The election will bring a big change to Australia

The Labor Party, which won the election, will have to bow to the demands of independent representatives in climate policy.

Australia’s parliamentary elections on Saturday will bring a major change to the country’s politics. The Conservative coalition of the Liberal Party and the National Party, which ruled the country for nearly a decade, suffered an election defeat. Prime minister Scott Morrison has already acknowledged his defeat.

The Labor Party comes to power Anthony Albanesen under. Not all votes have been counted yet. At the moment, it seems that the Labor Party is not getting the necessary 76 seats in the country’s 150-seat parliament, but needs help from the Greens and the Independent Representatives, who seem to be getting a total of around 15 seats.

Albanese himself has said he wants to change Australia so that a different confrontation is eliminated. He wants to involve a wider audience and different citizens in decision-making. The level of public services is to be improved.

Revolutionizing climate policy

However, the most significant change is coming in climate policy. Conservative-led Australia was seen as a problem in international climate talks because the country was unwilling to compromise on its vast coal and gas industry. Australia has been one of the world’s largest exporters of coal and its own energy production is largely based on fossil fuels.

The Morrison government’s climate goal was to reduce the country’s emissions by 28 percent from 2005 levels by 2030. This has been considered a very modest goal in the world that would not help curb global climate change.

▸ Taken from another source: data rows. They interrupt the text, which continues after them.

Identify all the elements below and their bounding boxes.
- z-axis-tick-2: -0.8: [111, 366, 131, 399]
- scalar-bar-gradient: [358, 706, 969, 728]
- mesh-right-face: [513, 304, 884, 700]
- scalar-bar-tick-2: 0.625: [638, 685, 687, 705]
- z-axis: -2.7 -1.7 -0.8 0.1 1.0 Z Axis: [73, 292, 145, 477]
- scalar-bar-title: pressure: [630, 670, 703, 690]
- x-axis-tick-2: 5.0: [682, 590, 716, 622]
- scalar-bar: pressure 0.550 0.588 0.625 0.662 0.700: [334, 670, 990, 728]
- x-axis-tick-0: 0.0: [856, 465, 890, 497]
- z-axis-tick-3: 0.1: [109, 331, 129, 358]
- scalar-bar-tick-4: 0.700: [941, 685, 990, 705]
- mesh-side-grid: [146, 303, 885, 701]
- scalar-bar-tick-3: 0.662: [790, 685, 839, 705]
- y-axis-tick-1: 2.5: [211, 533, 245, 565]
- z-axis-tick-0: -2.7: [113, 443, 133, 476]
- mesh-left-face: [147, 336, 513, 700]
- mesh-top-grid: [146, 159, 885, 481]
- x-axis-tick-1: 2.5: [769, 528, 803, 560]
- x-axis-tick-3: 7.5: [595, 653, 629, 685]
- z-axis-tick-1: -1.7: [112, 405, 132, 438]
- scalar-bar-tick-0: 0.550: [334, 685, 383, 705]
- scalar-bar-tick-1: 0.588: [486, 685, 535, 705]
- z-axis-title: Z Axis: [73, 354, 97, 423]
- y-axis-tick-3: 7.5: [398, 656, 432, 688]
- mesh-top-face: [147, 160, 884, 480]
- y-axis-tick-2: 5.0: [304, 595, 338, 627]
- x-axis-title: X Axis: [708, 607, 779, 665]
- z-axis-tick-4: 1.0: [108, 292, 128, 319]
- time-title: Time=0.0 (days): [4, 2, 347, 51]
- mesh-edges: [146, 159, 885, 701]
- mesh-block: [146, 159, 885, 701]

The Labor Party has been in pain with its own climate policy. The party lost seats to conservatives in coal mining areas in the last election. Some Labor representatives have openly supported new fossil energy projects.

The party now aims to reduce emissions by 43 percent by 2030. The party is also investing in the electrification of transport.

Women demand more

The election brought a new phenomenon to Australian politics: women demanding a tougher climate policy.

The election was run by a group of educated, working and women from affluent areas who said they were thoroughly tired of the Conservatives’ reluctance to take action on climate change.

The women were united by a powerful experience of outrage after watching news images of huge fires destroying Australia’s forests, droughts eradicating fields and the floods that followed. They had left their jobs in business, the media, and medicine, for example, and threw themselves into politics to change their country’s climate policy.

People in this group have traditionally voted conservatives in the election. This time, they did not qualify for the slightly stricter goals of the Labor Party either, but demanded real action.

The climate requirement for independent representatives is to at least halve Australia’s emissions by 2030. The Labor Party will probably be satisfied with this if the independent representatives are in the language position.

Independent women representatives also call for a more equal distribution of income and an end to violence and harassment against women. In Australia, rampant sexual harassment has even attracted a great deal of attention.

The Australian Green Party is getting at least two MPs through Parliament. The climate requirement for the Greens is even stricter: zero emissions by 2050, the halting of new coal and gas projects and the decommissioning of coal by the end of this decade.